Practise testing the feasible corner points
Enter the objective-function formula in each yellow cell. The largest feasible contribution identifies the optimum.
| Standard chairs (S) | Executive chairs (E) | Your total contribution | Feasible? | Corner |
| 0 | 0 | Yes | Origin | |
| 0 | 10 | Yes | Demand/axis | |
| 20 | 10 | Yes | Demand/material | |
| 30 | 5 | Yes | Material/labour | |
| 36 | 0 | Yes | Labour/axis |
5. Slack: unused capacity
Slack is the unused amount of a ≤ constraint at the optimum.
Material used = (30 × 2) + (5 × 4) = 80 kg, so slack is zero.
Labour used = (30 × 5) + (5 × 6) = 180 hours, so slack is zero.
Executive demand used = 5 out of 10, so demand slack is 5 chairs.
A binding constraint has zero slack. A non-binding constraint has slack.
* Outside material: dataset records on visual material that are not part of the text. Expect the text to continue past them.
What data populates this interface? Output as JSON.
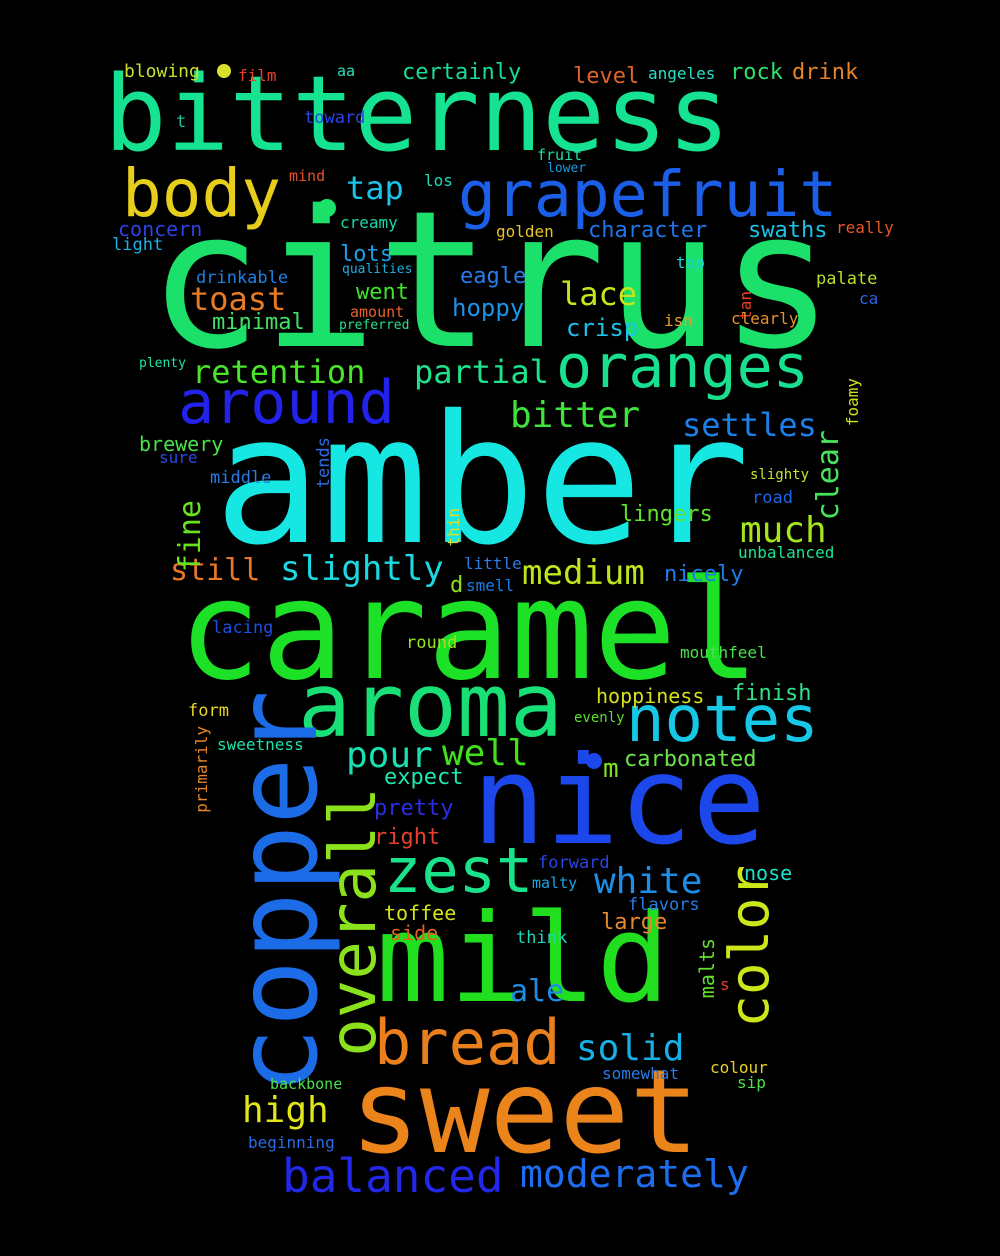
{
  "colors": {
    "background": "#000000"
  },
  "words": [
    {
      "text": "citrus",
      "color": "#1be16a"
    },
    {
      "text": "amber",
      "color": "#17e7e2"
    },
    {
      "text": "caramel",
      "color": "#1de126"
    },
    {
      "text": "bitterness",
      "color": "#15e391"
    },
    {
      "text": "nice",
      "color": "#1c47ea"
    },
    {
      "text": "mild",
      "color": "#21df1f"
    },
    {
      "text": "sweet",
      "color": "#ea841b"
    },
    {
      "text": "aroma",
      "color": "#19e076"
    },
    {
      "text": "copper",
      "color": "#1c6ce8"
    },
    {
      "text": "notes",
      "color": "#16c7e6"
    },
    {
      "text": "grapefruit",
      "color": "#1b5fe9"
    },
    {
      "text": "oranges",
      "color": "#19e08e"
    },
    {
      "text": "around",
      "color": "#2222ea"
    },
    {
      "text": "body",
      "color": "#e6ce1a"
    },
    {
      "text": "bread",
      "color": "#e97f1d"
    },
    {
      "text": "overall",
      "color": "#8be21c"
    },
    {
      "text": "zest",
      "color": "#19e38a"
    },
    {
      "text": "color",
      "color": "#cde61a"
    },
    {
      "text": "balanced",
      "color": "#2328e8"
    },
    {
      "text": "moderately",
      "color": "#1d6df0"
    },
    {
      "text": "solid",
      "color": "#17b0e6"
    },
    {
      "text": "white",
      "color": "#1c8ee8"
    },
    {
      "text": "pour",
      "color": "#18e0b1"
    },
    {
      "text": "well",
      "color": "#41e21c"
    },
    {
      "text": "high",
      "color": "#e3e51b"
    },
    {
      "text": "medium",
      "color": "#bfe51c"
    },
    {
      "text": "much",
      "color": "#a7e51b"
    },
    {
      "text": "bitter",
      "color": "#3ee43a"
    },
    {
      "text": "slightly",
      "color": "#1cd8e0"
    },
    {
      "text": "partial",
      "color": "#1ee38b"
    },
    {
      "text": "retention",
      "color": "#4be22a"
    },
    {
      "text": "toast",
      "color": "#e77a25"
    },
    {
      "text": "tap",
      "color": "#1ac3e8"
    },
    {
      "text": "lace",
      "color": "#c4e61c"
    },
    {
      "text": "settles",
      "color": "#1b81e8"
    },
    {
      "text": "clear",
      "color": "#48e25e"
    },
    {
      "text": "still",
      "color": "#e8762a"
    },
    {
      "text": "fine",
      "color": "#6ae31e"
    },
    {
      "text": "crisp",
      "color": "#1cc2e8"
    },
    {
      "text": "hoppy",
      "color": "#1b93e8"
    },
    {
      "text": "went",
      "color": "#3fe42a"
    },
    {
      "text": "minimal",
      "color": "#41e06a"
    },
    {
      "text": "lots",
      "color": "#1d9de8"
    },
    {
      "text": "certainly",
      "color": "#18dc9c"
    },
    {
      "text": "drink",
      "color": "#e6822a"
    },
    {
      "text": "rock",
      "color": "#2ee06e"
    },
    {
      "text": "level",
      "color": "#e2632a"
    },
    {
      "text": "character",
      "color": "#1f75e5"
    },
    {
      "text": "swaths",
      "color": "#1cc3e6"
    },
    {
      "text": "eagle",
      "color": "#2a7cea"
    },
    {
      "text": "pretty",
      "color": "#2a2ee6"
    },
    {
      "text": "right",
      "color": "#e6402a"
    },
    {
      "text": "expect",
      "color": "#1de7ae"
    },
    {
      "text": "carbonated",
      "color": "#6ae44a"
    },
    {
      "text": "lingers",
      "color": "#60e12e"
    },
    {
      "text": "nicely",
      "color": "#1d7de8"
    },
    {
      "text": "finish",
      "color": "#34e08a"
    },
    {
      "text": "hoppiness",
      "color": "#d7e01c"
    },
    {
      "text": "m",
      "color": "#7ee21c"
    },
    {
      "text": "toffee",
      "color": "#d4e31a"
    },
    {
      "text": "large",
      "color": "#e6882a"
    },
    {
      "text": "side",
      "color": "#e5611c"
    },
    {
      "text": "ale",
      "color": "#1d8de6"
    },
    {
      "text": "nose",
      "color": "#1ae3cd"
    },
    {
      "text": "malts",
      "color": "#60e22a"
    },
    {
      "text": "brewery",
      "color": "#48e24a"
    },
    {
      "text": "forward",
      "color": "#2a44e6"
    },
    {
      "text": "malty",
      "color": "#1aa7e0"
    },
    {
      "text": "flavors",
      "color": "#2a7ce6"
    },
    {
      "text": "think",
      "color": "#1bd7b8"
    },
    {
      "text": "form",
      "color": "#e7d62a"
    },
    {
      "text": "sweetness",
      "color": "#1ae2a8"
    },
    {
      "text": "primarily",
      "color": "#e6862a"
    },
    {
      "text": "evenly",
      "color": "#5ae02a"
    },
    {
      "text": "mouthfeel",
      "color": "#48e24a"
    },
    {
      "text": "round",
      "color": "#9ae32a"
    },
    {
      "text": "lacing",
      "color": "#1b4ee4"
    },
    {
      "text": "smell",
      "color": "#1b7ee6"
    },
    {
      "text": "little",
      "color": "#2a7ce6"
    },
    {
      "text": "d",
      "color": "#8ae21c"
    },
    {
      "text": "thin",
      "color": "#d8e02a"
    },
    {
      "text": "unbalanced",
      "color": "#1de490"
    },
    {
      "text": "road",
      "color": "#1b66ea"
    },
    {
      "text": "slighty",
      "color": "#c8e62a"
    },
    {
      "text": "foamy",
      "color": "#d0e21a"
    },
    {
      "text": "tends",
      "color": "#2a6ce6"
    },
    {
      "text": "middle",
      "color": "#2a7ce6"
    },
    {
      "text": "sure",
      "color": "#2a4ae6"
    },
    {
      "text": "plenty",
      "color": "#1be4a6"
    },
    {
      "text": "preferred",
      "color": "#2ae08a"
    },
    {
      "text": "amount",
      "color": "#e6622a"
    },
    {
      "text": "qualities",
      "color": "#1ab0e2"
    },
    {
      "text": "drinkable",
      "color": "#1d82e4"
    },
    {
      "text": "light",
      "color": "#1bb0e8"
    },
    {
      "text": "concern",
      "color": "#2a44e6"
    },
    {
      "text": "golden",
      "color": "#e8c32a"
    },
    {
      "text": "creamy",
      "color": "#18d8a8"
    },
    {
      "text": "los",
      "color": "#1ad8b8"
    },
    {
      "text": "lower",
      "color": "#1a9ce6"
    },
    {
      "text": "fruit",
      "color": "#1ae0a8"
    },
    {
      "text": "toward",
      "color": "#2a44e6"
    },
    {
      "text": "mind",
      "color": "#e6522a"
    },
    {
      "text": "t",
      "color": "#1ac9a0"
    },
    {
      "text": "film",
      "color": "#e6402a"
    },
    {
      "text": "blowing",
      "color": "#c8e02a"
    },
    {
      "text": "aa",
      "color": "#2ae0c0"
    },
    {
      "text": "angeles",
      "color": "#2ae0c8"
    },
    {
      "text": "really",
      "color": "#e8562a"
    },
    {
      "text": "top",
      "color": "#1bd0e0"
    },
    {
      "text": "tan",
      "color": "#e6402a"
    },
    {
      "text": "palate",
      "color": "#b8e02a"
    },
    {
      "text": "ca",
      "color": "#2a66e6"
    },
    {
      "text": "isn",
      "color": "#e6a02a"
    },
    {
      "text": "clearly",
      "color": "#e6922a"
    },
    {
      "text": "backbone",
      "color": "#48e24a"
    },
    {
      "text": "beginning",
      "color": "#2a6ce6"
    },
    {
      "text": "somewhat",
      "color": "#2a7ce6"
    },
    {
      "text": "colour",
      "color": "#e6d02a"
    },
    {
      "text": "sip",
      "color": "#48e24a"
    },
    {
      "text": "s",
      "color": "#e6402a"
    }
  ]
}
Be careful: “surplus” is normally used for a ≥ constraint, whereas PM questions on resource maxima usually involve slack.
6. Shadow prices
A shadow price is the increase in the optimal objective value from one extra unit of a binding resource, while the current basis remains valid. It is therefore the maximum extra amount worth paying for one additional unit of that resource, over and above its normal cost already included in the contribution calculation.
For the chair example, increasing material from 80 kg to 81 kg and resolving the two binding equations gives S = 29.25 and E = 5.625. Contribution becomes $226.125, so the material shadow price is $1.125 per kg.
Increasing labour from 180 to 181 hours gives S = 30.5 and E = 4.75. Contribution becomes $225.75, so the labour shadow price is $0.75 per hour. The Executive-demand constraint is non-binding, so its shadow price is zero at the current optimum.
Do not use a shadow price indefinitely. It is valid only over the range in which the same constraints remain binding and the same corner structure applies. Also distinguish the shadow price from the normal purchase price: it is the maximum premium over the normal cost if that normal cost is already included in contribution.
7. Common exam errors
Ranking products by contribution per unit instead of contribution per scarce-resource unit.
Writing a constraint with the coefficients reversed.
Forgetting a demand constraint or non-negativity.
Shading the wrong side of a boundary line.
Testing an infeasible intersection.
Calling every unused amount a shadow price.
Applying a shadow price beyond its valid range.
Attempting simplex calculations, which are outside the stated PM syllabus scope.